Magnetism of dimer ensemble with random exchange energy

Abstract

We present the study of magnetism of dimer ensemble deposited on a non-magnetic conducting substrate. The dimers consist of ions with spin 1/2 and have a random size. The magnetic ions are coupled by RKKY-interaction with random energy value. We consider two interaction models. The first assumes that dimer coupling energy has a Gaussian distribution, and the second model is based on a log-normal distribution of dimer size. The magnetization and susceptibility are evaluated from the exact solution for dimer energy and eigenstates.
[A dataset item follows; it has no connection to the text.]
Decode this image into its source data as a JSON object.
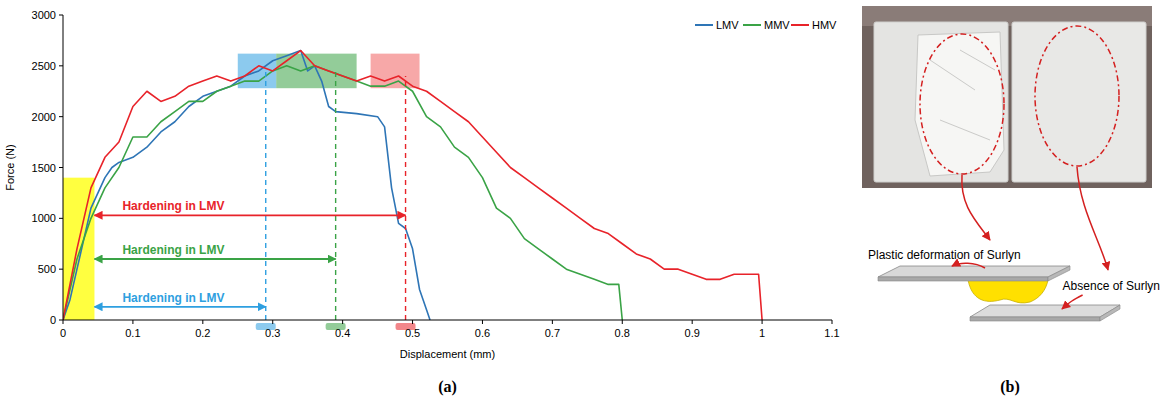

We show that the average exchange value and its dispersion have a strong effect on the system properties. The magnetic saturation exists under strong magnetic fields. High-temperature leads to the Curie’s law for susceptibility. The saturation magnetization of system with ferromagnetic coupling lowers, while the antiferromagnetic dimer ensemble can have non-zero magnetization under the strong magnetic field. It is determined by the dispersion of exchange energy.

GraphicAbstract

Data Availability Statement

This manuscript has no associated data or the data will not be deposited. [Authors’ comment: This is a theoretical study and no experimental data has been listed.].

Appendix A: Laplace’s formula

The Laplace’s approximation used to estimate the integrals of the form

$$\begin{aligned} {\mathcal {I}} = \int \limits _a^b f(x) \exp (\lambda S(x)) dx, \end{aligned}$$

(19)

where \(\lambda \) is a large number and S(x) has a local maximum \(x_0 \in [a, b]\). Using the Taylor series expansion near \(x_0\), one obtains

$$\begin{aligned} {\mathcal {I}} \approx \sqrt{\frac{-2\pi }{ \lambda S''(x_0) }} \exp (\lambda S(x_0)) \left( f(x_0) + O(\lambda ^{-1}) \right) . \end{aligned}$$

(20)

In the current paper, \(\lambda \) is a \(1 / \varDelta ^2\), S(x) is the

$$\begin{aligned} (2 \beta J_0 \varDelta ^2 - (J - J_0)^2) / 2 \end{aligned}$$

for the Gaussian function and

$$\begin{aligned} \beta J(r) \varDelta _r^2 - \ln ^2(r / r_0) / 2 \end{aligned}$$

for the log-normal distribution.